Jonathon Porritt spent six years as Friends of the Earth's Director and then switched from campaigner to business leader in his role as co-founder and director of Forum for the Future.
Since 2000, he's also been chair of the Sustainable Development Commision (UK) advising the PM. He's just published Capitalism: as if the world matters (Earthscan, £17).
We've made this assumption that it's the next generation that is going to have to deal with climate change. For a politician it is classic not-in-my-term-of-office stuff. It is absolutely right now, not one generation versus another. And it's our generation that needs to start.
Reading Capitalism is like having a conversation with a mentor: part telling you off, part challenging you to raise the bar. Green groups get a cuffing, but his main argument is that if capitalism doesn't deliver sustainability, then it's time to find something else.
Like it or not capitalism is the only game in town.

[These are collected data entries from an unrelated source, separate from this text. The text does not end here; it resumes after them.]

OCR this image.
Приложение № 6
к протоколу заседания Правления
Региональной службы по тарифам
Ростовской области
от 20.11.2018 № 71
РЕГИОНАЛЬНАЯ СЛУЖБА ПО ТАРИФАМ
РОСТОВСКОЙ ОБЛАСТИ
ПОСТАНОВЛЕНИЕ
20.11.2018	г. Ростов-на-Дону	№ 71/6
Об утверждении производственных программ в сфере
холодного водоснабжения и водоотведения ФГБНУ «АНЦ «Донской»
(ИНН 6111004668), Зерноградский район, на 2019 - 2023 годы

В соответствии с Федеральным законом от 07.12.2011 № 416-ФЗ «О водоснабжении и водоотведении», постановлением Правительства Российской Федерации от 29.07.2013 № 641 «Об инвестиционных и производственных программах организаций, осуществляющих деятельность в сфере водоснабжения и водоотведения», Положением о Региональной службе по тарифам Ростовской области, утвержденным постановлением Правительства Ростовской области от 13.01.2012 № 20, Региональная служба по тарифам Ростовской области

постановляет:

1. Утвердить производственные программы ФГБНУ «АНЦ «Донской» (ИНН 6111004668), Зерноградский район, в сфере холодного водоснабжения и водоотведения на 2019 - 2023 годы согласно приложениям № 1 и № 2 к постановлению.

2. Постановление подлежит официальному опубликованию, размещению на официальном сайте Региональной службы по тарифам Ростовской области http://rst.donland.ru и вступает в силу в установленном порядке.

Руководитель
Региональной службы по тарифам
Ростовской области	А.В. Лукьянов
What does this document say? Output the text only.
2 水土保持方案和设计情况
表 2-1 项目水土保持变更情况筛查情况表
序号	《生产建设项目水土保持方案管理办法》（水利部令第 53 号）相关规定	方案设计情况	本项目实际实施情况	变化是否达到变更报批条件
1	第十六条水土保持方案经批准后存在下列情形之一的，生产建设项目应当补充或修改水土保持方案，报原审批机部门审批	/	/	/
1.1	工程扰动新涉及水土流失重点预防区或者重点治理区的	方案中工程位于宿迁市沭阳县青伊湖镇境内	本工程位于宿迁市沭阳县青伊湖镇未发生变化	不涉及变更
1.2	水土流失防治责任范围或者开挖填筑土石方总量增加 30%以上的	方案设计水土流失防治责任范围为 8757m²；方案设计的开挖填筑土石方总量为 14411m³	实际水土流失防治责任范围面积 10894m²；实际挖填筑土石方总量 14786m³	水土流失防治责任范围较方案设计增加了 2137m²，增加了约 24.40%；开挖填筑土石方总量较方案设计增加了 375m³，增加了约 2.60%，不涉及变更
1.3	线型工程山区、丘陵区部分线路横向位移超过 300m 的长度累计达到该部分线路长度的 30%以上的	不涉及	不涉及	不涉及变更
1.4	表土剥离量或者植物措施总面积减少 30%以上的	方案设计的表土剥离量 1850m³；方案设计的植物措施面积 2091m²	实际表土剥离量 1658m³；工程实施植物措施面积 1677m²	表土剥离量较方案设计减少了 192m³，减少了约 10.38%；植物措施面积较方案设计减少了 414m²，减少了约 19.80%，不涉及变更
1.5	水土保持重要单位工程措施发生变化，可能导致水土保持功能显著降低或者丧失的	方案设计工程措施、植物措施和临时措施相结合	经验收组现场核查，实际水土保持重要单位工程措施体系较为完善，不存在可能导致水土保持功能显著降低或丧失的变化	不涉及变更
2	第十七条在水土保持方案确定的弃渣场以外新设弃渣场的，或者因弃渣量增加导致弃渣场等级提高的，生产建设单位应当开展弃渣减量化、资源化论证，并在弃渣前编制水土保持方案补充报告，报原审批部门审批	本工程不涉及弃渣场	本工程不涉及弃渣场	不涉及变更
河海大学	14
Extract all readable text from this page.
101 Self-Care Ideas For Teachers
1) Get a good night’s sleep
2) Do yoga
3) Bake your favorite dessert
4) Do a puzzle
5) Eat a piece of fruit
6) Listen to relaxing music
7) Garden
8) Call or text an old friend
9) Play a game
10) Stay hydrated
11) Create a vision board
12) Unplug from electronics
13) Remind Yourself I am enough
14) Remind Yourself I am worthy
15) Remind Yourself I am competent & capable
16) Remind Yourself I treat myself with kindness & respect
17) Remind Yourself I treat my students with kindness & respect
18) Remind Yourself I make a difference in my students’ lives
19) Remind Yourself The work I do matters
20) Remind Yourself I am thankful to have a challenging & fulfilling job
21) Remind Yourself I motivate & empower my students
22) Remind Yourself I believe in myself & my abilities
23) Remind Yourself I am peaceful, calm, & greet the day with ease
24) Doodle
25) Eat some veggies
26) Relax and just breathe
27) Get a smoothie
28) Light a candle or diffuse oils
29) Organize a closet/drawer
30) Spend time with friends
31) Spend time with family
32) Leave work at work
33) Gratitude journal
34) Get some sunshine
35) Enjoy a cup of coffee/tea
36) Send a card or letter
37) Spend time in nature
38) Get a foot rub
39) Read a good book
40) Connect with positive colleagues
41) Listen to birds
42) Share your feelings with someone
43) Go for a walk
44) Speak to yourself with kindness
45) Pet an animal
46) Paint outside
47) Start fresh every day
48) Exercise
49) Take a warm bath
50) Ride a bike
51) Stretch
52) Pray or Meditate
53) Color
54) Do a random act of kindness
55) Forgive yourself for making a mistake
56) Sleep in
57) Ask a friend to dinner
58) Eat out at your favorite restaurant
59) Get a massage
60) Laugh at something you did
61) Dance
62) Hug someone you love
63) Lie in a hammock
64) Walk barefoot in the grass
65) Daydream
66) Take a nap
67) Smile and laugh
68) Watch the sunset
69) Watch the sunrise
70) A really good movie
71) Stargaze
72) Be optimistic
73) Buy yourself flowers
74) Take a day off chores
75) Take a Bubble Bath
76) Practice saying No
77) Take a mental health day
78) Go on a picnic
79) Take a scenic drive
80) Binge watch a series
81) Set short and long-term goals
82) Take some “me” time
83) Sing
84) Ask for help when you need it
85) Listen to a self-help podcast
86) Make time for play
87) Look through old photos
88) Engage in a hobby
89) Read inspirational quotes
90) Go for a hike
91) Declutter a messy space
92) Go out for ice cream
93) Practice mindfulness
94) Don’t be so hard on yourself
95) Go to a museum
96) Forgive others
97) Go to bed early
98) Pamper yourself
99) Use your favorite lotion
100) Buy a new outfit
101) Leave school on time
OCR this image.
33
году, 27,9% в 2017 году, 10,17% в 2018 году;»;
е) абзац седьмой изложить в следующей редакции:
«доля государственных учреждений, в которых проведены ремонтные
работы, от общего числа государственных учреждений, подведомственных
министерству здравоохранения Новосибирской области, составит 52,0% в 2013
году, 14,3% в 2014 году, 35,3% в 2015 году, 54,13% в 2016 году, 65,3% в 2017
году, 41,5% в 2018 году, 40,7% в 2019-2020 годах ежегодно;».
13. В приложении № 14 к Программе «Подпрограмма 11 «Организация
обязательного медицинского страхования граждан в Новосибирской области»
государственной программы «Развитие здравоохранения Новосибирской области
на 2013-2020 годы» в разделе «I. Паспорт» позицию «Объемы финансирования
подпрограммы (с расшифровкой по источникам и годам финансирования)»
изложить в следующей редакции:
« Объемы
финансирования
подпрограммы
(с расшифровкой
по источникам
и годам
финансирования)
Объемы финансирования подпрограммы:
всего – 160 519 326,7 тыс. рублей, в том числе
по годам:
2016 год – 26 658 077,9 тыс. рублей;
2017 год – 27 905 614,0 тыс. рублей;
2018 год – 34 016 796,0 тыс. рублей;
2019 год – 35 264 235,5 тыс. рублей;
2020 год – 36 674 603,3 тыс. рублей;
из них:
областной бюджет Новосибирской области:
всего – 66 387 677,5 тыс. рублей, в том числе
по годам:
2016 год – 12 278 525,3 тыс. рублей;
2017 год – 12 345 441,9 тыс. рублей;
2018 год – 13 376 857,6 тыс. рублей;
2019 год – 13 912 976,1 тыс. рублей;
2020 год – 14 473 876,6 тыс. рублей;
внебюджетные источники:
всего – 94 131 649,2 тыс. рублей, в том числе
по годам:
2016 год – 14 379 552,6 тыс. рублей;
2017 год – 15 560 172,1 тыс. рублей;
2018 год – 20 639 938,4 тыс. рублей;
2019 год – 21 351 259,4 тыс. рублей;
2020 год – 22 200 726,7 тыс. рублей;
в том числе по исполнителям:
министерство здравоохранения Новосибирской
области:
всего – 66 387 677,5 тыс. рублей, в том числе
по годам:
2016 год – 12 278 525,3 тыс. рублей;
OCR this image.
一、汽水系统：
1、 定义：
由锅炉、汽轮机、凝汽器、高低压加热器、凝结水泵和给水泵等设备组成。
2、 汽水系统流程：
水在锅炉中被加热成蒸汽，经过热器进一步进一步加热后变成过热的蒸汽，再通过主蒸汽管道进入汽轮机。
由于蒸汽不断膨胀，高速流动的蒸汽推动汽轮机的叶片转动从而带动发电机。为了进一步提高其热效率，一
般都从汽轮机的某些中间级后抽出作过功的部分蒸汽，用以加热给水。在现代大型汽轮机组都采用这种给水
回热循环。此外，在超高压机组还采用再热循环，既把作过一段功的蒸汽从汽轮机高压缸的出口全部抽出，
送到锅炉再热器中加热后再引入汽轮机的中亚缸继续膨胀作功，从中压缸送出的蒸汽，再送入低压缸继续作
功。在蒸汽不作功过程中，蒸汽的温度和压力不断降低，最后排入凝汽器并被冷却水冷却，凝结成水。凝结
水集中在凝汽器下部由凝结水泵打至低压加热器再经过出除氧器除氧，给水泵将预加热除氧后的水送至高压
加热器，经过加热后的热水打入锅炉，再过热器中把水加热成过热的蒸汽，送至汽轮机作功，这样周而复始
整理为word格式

Jonathan Porritt, Capitalism: as if the world matters
Blueprints and route maps are not what the book is about. It's about asking activists and people in business how they are going to deal with this issue. If there is a route to reconciliation, let's work out what it is and deliver it.
Jonathon claims that he's never set himself up to be an eco-paragon, despite 30 years of trying to big up the economics of sustainaility.
He does not own a car, instead using his bike to get from his home in Cheltenham to the train, and on to meetings in London. He's also in charge of the family shopping and lists cooking as a hobby.
We've [the green movement] persuaded people that the world is in trouble and that's a huge achievement. The paradox is having won the argument we are still losing the world. So you've got to stop and say, why?